Topical anesthetic was placed, and scaling and curettage was performed. The patient was given plaque management and oral hygiene instructions, along with reinforcing future monitoring of home care. The re-evaluation of the hyperplastic tissue 60 days after the initial periodontal therapy revealed the necessity to perform a gingivectomy and gingivoplasty on the maxillary incisors.

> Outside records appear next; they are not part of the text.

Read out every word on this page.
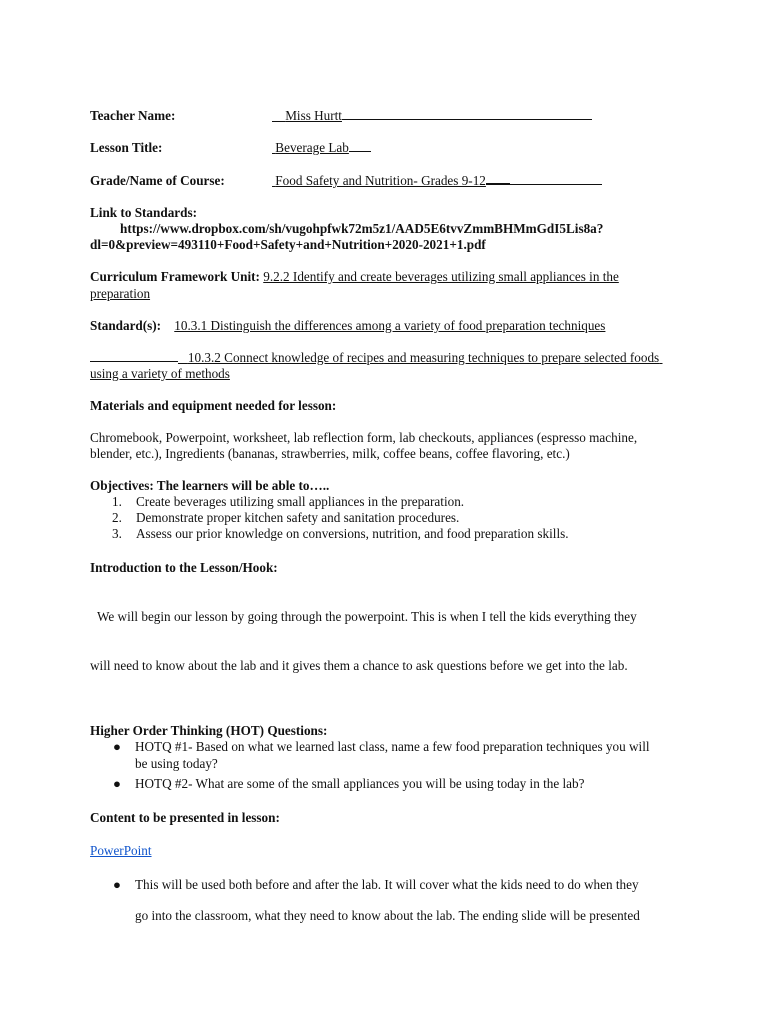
Teacher Name:	Miss Hurtt
Lesson Title:	Beverage Lab
Grade/Name of Course:	Food Safety and Nutrition- Grades 9-12
Link to Standards:
https://www.dropbox.com/sh/vugohpfwk72m5z1/AAD5E6tvvZmmBHMmGdI5Lis8a?
dl=0&preview=493110+Food+Safety+and+Nutrition+2020-2021+1.pdf
Curriculum Framework Unit: 9.2.2 Identify and create beverages utilizing small appliances in the
preparation
Standard(s): 10.3.1 Distinguish the differences among a variety of food preparation techniques
10.3.2 Connect knowledge of recipes and measuring techniques to prepare selected foods
using a variety of methods
Materials and equipment needed for lesson:
Chromebook, Powerpoint, worksheet, lab reflection form, lab checkouts, appliances (espresso machine,
blender, etc.), Ingredients (bananas, strawberries, milk, coffee beans, coffee flavoring, etc.)
Objectives: The learners will be able to…..
1. Create beverages utilizing small appliances in the preparation.
2. Demonstrate proper kitchen safety and sanitation procedures.
3. Assess our prior knowledge on conversions, nutrition, and food preparation skills.
Introduction to the Lesson/Hook:
We will begin our lesson by going through the powerpoint. This is when I tell the kids everything they
will need to know about the lab and it gives them a chance to ask questions before we get into the lab.
Higher Order Thinking (HOT) Questions:
● HOTQ #1- Based on what we learned last class, name a few food preparation techniques you will
be using today?
● HOTQ #2- What are some of the small appliances you will be using today in the lab?
Content to be presented in lesson:
PowerPoint
● This will be used both before and after the lab. It will cover what the kids need to do when they
go into the classroom, what they need to know about the lab. The ending slide will be presented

To ensure that the biologic width was respected, sounding to bone was performed after anesthetizing1 and before any tissue was removed to safeguard the health of the dentogingival complex. The NV® microlaser 810 Nm diode (DenMat, www.denmat.com) was used because the zone of necrosis is 3 to 5 cells thick and the healing was quick and painless.2
Caries is a disease of susceptibility. Bacterial plaque accumulation called biofilm creates an acid environment that allows caries disease to spread. Risk factors for developing caries include active orthodontics, a cariogenic diet, presence of biofilm, poor oral hygiene, and acquired enamel defects.
White spot lesions are caused by the demineralization of the subsurface enamel, either by the malformation of the enamel during tooth development or breakdown of the enamel due to acids and poor oral hygiene. Since the surface of the enamel is porous, phosphates can move out of the tooth.3
To offer the most conservative treatment, the Icon system was considered (DMG America, www.dmg-america.com), as MI Paste™ (GC America, www.gcamerica.com) and Icon have been successfully used in the early stages of white spot lesions. The Icon system involves microabrasion with hydrochloric acid, simultaneously eroding and abrading the enamel while saturating the enamel with hydrochloric acid and infusing it with liquid resin. The challenge for the dentist is diagnosing the lesion stage and its degree of activity. Visual assessment cannot determine the depth or activity of the lesion. It must be determined if anterior lesions are progressing, regressing, or remaining the same. After this HCl-infused microabrasion, the remaining enamel is dense and aprismatic and more resistant to acid challenges and plaque retention.4
A multifaceted intervention approach combining fluoride, xylitol, remineralization, resin infiltration, MI Paste, and antimicrobials was investigated.
A pediatric dental specialist expert and an initial tester for the Icon resin infusion system was employed to perform a diagnostic evaluation to see if the Icon product would repair this situation in a conservative manner. He reported that the penetration and destruction was so advanced, the minimally invasive resin infiltration was not a possible solution. Therefore, the treatment with the best long-term predictable outcome was removal of the damaged enamel and affected dentin. The carious lesions were so widely distributed that full-mouth reconstruction was necessary.
A 5000-ppm toothpaste, a fluoride rinse, and MI Paste were prescribed in the interim.
Bleaching and Caries Removal
Since this patient was only 14 years old at the initial visit and nervous about dental treatment, it was important to arrest the disease while gaining his confidence and keeping appointments as short and pain free as possible. At-home bleaching trays had been fabricated during initial periodontal therapy, but he was not satisfied with the home tray protocol and admitted he was noncompliant. He desired the quickest solution to attain the whitest smile, so in-office power bleaching (Philips Zoom WhiteSpeed, Philips Oral Healthcare, www.philipsoralhealtcare.com) was chosen (Figure 3 and Figure 4).